The New International Encyclopædia/Welsh, Herbert

1176208The New International Encyclopædia — Welsh, Herbert

WELSH, Herbert (1851—). An American political reformer and worker for the betterment of the Indians. He was born in Philadelphia, the son of John Welsh (q.v.). He graduated at the University of Pennsylvania (1871), became known as an earnest advocate of the rights of Indians, visited the Sioux Reservation in 1882, and urged upon the public and Congress education for Indian children, holding of lands in severalty by the Indians, and the extension of the civil law to their reservations.
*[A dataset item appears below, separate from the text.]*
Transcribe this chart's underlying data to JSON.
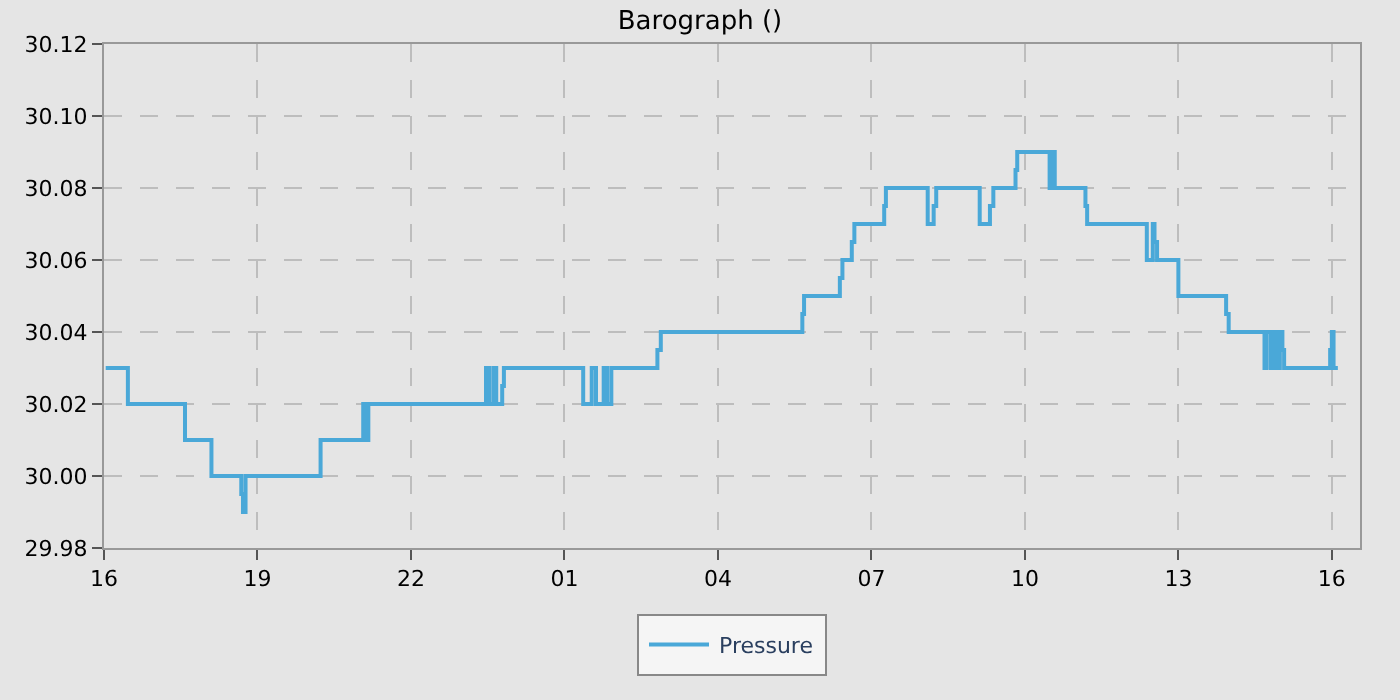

As a result of his lectures and addresses, the Indian Rights Association was founded in Philadelphia in 1883. He was also prominent in State politics as a reformer, especially in the election of 1890; was president of the Civil Service Reform Association of Pennsylvania, member of the executive committee of the National Civil Service Reform League, and editor of City and State, a weekly devoted to the interests of good government. His more noteworthy books are: Four Weeks Among Some of the Sioux Tribes in 1882; Civilization Among the Sioux Indians; A Visit to the Navajo, Pueblo, and Hualapai Indians of New Mexico and Arizona in 1884; and The Other Man's Country (1900), a criticism of the Government's Philippine policy.